İkincisi, aslında Türkiye her zaman neyse gene o. Milletimizin büyük çoğunluğu her zaman muhafazakardır, her zaman değer ve geleneklerine sahip çıkar. Kendi yaşam biçimi ne olursa olsun, en azından milletin büyük çoğunluğunun değerlerine karşı saygılıdır. Siz bu milleti hiçbir zaman anlamadınız. Anlamaya çalışmadınız, küçümsediniz, yok saydınız.

 

Peki hiç mi değişen bir şey yok denirse; Var elbette. Ama onların iddia ettiği gibi, bu millet değişmedi. Olan sadece şu: Bu zihniyetin sürekli ötekileştirdiği, dışladığı, yok sayıp her alandan silmeye çalıştığı insanlar, AK Parti iktidarıyla birlikte bir hukuk devletinde olması gereken normalliğe kavuştular. Öteki olmadılar, dışlanmadıklar, düşman görülüp iç tehdit konseptlerine maruz bırakılmadılar.

 

Yoksa zaten hep vardılar. Mesela, bugün başörtülü kızımızla başını örtmeyen kızımız yan yana ve huzur içinde eğitim görüyor. Bu milletin içinde böyle bir sorun hiç yoktu zaten. Ama bu baskıcı zihniyet, sırf kıyafetlerinden dolayı belli kesimleri “öteki” görüp her alanda görünür hayatın dışına atıyordu.

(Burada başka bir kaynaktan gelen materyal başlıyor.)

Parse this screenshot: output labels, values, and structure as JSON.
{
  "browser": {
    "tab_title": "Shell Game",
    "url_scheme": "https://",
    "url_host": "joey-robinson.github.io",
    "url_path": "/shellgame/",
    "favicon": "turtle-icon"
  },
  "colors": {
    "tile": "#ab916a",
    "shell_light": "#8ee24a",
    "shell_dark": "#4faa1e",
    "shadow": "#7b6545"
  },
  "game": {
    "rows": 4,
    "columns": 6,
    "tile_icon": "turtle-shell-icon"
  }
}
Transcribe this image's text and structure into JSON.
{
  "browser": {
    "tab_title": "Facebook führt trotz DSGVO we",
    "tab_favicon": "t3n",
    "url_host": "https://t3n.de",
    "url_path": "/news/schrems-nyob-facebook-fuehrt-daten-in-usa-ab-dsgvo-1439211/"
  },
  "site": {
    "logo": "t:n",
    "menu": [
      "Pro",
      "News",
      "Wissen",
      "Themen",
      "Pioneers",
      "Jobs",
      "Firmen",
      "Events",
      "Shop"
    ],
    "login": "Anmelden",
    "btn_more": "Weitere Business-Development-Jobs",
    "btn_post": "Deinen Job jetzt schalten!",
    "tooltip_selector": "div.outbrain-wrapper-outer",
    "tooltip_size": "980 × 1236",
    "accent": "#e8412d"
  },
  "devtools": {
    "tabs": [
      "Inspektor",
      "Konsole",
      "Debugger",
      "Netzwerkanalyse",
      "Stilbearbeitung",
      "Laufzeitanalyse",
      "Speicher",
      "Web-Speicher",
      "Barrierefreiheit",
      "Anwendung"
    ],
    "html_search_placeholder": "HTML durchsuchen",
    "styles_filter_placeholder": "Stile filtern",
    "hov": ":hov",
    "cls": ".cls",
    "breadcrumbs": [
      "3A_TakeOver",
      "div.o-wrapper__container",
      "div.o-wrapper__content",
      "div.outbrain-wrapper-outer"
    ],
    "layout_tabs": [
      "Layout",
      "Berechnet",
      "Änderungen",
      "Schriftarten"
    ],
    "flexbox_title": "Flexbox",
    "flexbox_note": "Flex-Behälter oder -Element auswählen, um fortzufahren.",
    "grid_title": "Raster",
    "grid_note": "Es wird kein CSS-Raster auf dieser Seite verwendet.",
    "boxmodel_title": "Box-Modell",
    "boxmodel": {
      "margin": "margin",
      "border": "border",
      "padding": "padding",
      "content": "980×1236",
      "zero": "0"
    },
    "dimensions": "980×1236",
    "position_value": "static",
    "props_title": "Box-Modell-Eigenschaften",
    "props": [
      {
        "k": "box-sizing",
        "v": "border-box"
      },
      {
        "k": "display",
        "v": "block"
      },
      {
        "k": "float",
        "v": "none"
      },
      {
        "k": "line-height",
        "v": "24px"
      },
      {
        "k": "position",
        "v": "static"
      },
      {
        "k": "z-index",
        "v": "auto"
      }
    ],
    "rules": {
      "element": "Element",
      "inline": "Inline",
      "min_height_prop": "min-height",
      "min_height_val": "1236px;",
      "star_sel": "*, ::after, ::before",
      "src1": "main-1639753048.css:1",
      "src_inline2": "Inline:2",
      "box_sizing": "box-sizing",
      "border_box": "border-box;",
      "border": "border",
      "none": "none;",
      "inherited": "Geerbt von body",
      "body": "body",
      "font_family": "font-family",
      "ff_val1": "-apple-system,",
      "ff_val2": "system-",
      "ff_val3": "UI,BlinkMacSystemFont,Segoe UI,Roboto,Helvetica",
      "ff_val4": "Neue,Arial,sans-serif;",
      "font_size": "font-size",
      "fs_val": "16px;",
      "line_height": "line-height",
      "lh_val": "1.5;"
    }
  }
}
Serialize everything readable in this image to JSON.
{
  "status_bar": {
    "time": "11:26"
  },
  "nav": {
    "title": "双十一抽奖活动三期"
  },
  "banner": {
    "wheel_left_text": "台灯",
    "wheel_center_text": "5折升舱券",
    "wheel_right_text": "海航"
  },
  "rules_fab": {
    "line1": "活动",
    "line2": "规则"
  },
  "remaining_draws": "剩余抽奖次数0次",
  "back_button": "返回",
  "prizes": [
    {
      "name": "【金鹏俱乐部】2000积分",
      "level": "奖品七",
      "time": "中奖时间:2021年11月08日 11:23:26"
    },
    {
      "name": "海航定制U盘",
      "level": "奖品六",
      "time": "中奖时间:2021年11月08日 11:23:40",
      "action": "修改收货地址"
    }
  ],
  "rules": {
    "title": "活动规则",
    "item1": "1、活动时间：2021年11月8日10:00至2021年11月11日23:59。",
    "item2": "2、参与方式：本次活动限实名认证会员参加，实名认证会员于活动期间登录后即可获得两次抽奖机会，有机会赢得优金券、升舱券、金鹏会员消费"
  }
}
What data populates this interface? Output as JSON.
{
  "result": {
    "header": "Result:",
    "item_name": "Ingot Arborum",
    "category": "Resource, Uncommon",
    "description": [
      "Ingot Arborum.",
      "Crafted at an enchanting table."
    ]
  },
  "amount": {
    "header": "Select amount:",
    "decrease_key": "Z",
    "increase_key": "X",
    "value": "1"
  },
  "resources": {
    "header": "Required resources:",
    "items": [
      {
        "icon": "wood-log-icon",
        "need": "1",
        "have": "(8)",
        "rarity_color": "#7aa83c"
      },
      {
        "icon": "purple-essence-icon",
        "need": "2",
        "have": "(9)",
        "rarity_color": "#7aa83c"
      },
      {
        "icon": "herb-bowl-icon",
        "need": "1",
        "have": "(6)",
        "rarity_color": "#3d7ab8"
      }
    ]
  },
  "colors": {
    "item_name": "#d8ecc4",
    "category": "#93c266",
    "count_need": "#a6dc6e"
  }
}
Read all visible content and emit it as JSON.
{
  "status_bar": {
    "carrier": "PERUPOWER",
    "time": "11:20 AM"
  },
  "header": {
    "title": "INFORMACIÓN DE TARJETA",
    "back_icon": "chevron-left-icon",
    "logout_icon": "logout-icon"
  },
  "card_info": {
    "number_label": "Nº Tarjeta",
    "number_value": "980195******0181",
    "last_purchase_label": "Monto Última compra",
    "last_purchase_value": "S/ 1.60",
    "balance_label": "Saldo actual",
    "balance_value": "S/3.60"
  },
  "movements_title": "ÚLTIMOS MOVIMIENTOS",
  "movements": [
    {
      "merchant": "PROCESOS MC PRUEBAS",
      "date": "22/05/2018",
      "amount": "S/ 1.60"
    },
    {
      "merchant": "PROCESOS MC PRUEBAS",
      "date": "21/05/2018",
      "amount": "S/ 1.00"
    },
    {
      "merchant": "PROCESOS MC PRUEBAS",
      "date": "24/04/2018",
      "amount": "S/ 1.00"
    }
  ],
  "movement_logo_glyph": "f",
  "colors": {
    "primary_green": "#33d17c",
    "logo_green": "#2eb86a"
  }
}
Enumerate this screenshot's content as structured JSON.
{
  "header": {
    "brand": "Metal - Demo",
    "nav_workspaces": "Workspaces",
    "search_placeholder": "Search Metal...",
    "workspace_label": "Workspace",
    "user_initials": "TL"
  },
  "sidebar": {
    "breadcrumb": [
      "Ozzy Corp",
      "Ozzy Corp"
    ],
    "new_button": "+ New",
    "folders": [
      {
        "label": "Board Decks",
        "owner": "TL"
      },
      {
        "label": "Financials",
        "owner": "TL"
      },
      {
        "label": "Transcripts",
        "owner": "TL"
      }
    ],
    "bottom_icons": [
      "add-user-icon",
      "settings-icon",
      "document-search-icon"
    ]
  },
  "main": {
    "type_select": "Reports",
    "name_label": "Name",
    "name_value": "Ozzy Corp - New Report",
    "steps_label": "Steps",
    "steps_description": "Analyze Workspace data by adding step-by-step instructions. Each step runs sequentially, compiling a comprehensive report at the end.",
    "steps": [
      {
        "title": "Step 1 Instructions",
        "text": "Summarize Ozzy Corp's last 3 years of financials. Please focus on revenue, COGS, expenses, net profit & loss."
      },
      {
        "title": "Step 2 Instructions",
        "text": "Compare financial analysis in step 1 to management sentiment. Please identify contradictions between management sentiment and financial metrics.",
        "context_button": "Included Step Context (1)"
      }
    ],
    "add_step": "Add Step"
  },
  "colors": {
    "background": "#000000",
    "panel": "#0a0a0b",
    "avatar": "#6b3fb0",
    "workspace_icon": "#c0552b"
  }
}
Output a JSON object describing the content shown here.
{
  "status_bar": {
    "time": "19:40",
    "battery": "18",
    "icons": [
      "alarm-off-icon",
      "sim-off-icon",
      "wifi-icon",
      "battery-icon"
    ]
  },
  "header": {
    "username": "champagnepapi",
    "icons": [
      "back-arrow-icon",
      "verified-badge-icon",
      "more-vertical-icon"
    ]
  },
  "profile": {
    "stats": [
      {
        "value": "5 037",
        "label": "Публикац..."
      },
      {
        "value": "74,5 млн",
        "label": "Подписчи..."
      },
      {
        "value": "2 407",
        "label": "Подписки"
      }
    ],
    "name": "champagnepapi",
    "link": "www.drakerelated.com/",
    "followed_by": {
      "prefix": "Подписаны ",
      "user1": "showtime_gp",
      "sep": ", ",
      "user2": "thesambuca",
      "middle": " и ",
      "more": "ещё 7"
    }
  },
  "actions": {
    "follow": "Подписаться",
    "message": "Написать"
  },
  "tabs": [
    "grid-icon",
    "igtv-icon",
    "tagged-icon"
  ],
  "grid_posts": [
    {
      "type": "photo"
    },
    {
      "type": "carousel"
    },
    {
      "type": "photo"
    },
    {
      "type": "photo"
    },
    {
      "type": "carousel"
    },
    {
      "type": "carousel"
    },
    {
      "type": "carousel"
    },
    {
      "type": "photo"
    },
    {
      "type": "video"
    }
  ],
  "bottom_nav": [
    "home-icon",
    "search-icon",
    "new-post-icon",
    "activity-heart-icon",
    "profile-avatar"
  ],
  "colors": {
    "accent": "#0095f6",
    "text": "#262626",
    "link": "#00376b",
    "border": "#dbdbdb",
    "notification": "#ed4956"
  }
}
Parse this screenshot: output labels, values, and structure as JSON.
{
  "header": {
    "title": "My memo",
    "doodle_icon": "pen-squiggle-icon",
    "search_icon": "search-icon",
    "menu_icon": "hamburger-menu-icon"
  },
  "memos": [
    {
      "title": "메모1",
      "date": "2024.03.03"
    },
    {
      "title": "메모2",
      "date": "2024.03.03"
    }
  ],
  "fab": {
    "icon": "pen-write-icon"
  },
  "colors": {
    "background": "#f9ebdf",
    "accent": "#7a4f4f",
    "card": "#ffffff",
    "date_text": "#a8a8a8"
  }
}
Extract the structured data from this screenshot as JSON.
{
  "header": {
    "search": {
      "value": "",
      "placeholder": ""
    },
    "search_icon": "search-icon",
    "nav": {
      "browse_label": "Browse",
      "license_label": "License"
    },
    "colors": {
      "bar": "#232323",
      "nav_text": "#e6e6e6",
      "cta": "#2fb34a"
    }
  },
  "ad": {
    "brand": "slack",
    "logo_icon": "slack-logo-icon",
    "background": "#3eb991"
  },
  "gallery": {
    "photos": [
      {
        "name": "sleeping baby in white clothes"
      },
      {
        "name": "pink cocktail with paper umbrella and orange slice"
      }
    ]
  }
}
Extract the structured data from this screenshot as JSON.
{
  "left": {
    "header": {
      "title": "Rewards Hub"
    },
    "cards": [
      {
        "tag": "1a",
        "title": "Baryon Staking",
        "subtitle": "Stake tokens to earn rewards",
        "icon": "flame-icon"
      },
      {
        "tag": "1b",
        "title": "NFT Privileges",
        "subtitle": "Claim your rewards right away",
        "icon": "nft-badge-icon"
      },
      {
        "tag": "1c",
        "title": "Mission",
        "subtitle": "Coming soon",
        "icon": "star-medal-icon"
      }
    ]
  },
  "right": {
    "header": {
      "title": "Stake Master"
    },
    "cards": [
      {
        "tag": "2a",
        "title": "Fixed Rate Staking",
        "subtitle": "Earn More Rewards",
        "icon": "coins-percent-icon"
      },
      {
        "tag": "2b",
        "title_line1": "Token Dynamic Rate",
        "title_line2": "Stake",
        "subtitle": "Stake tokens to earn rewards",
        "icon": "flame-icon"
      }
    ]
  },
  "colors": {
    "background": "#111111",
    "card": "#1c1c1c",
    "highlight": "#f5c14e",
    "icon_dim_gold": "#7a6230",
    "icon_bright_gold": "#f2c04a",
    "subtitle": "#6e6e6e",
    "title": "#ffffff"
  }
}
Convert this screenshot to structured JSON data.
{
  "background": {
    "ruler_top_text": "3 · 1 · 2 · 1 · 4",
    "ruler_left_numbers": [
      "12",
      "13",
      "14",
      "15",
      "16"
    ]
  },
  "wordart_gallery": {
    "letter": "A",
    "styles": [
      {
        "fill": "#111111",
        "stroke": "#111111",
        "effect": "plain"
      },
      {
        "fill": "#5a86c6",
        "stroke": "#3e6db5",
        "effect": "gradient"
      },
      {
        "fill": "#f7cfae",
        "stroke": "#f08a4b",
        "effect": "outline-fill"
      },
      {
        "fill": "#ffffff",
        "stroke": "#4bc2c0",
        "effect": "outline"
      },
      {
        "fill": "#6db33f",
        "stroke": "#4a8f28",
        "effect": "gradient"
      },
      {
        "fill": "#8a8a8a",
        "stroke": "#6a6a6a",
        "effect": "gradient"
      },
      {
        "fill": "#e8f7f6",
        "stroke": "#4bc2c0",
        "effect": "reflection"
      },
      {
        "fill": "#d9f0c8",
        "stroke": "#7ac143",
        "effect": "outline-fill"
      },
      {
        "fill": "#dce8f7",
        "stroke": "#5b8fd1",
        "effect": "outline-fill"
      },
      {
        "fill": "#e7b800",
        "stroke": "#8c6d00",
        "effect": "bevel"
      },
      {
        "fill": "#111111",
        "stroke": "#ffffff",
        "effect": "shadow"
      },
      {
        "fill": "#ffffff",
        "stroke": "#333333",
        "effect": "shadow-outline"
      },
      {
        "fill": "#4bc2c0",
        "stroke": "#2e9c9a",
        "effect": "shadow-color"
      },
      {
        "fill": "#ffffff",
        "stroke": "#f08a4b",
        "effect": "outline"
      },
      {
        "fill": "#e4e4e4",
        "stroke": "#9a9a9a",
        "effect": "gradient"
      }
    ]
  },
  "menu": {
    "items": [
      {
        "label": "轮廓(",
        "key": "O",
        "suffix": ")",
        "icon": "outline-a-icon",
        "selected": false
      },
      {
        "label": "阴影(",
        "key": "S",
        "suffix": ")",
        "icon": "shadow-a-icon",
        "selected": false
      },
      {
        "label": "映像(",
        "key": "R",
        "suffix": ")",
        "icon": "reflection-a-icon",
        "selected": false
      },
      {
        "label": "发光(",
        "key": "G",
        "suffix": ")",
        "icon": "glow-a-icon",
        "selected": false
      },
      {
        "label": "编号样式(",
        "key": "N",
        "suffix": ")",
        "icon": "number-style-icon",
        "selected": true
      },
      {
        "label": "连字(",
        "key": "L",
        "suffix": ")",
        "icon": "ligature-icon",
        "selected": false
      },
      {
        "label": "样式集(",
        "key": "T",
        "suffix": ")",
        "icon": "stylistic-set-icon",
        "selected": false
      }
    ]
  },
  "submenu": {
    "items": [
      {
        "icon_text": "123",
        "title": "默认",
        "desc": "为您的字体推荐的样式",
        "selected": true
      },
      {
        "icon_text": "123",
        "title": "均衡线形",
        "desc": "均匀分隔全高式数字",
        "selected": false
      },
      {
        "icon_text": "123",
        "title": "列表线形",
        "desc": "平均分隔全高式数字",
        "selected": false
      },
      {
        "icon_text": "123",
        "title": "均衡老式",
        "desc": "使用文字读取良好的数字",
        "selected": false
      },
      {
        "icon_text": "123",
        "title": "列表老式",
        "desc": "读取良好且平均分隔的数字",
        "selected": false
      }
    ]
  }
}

Şimdi böyle bir durum yaşanmayınca, onlara “Türkiye değişiyor” gibi geliyor galiba.

Yoksa, bir tek kişi çıkıp da “AK Parti iktidarında benim yaşam biçimime, kılık kıyafetime, eğlence anlayışıma vs müdahale edildi” diyebildi mi? Yani bu kadarını bu zihniyetin sahipleri bile iddia edemiyor. Onun yerine “Türkiye değiştiriliyor, daha önce görmediğimiz şeyler oluyor” diyor.

Daha önce görmedikleri şeylerin olduğu doğru. Ama onların daha önce görmedikleri şey, bu millete bir türlü göstermedikleri demokrasi, eşitlik, hukuk devleti ve özgürlüğün ta kendisidir.

Üçüncü olarak da AK Partiye karşı “Bizim de yakında Tahrir meydanımız olacak” diyenlere bir şey söylemek istiyorum.

Sadece bir tek şey.

Statükocu, seçkinci, hortumcu ve yasakçı anlayışlardan gına getirmiş Türkiye, Tahrir meydanını 2002’de AK Parti’yi iktidara getirerek yaşadı zaten.

Yazık…

Siz daha bunun bile farkında değilsiniz!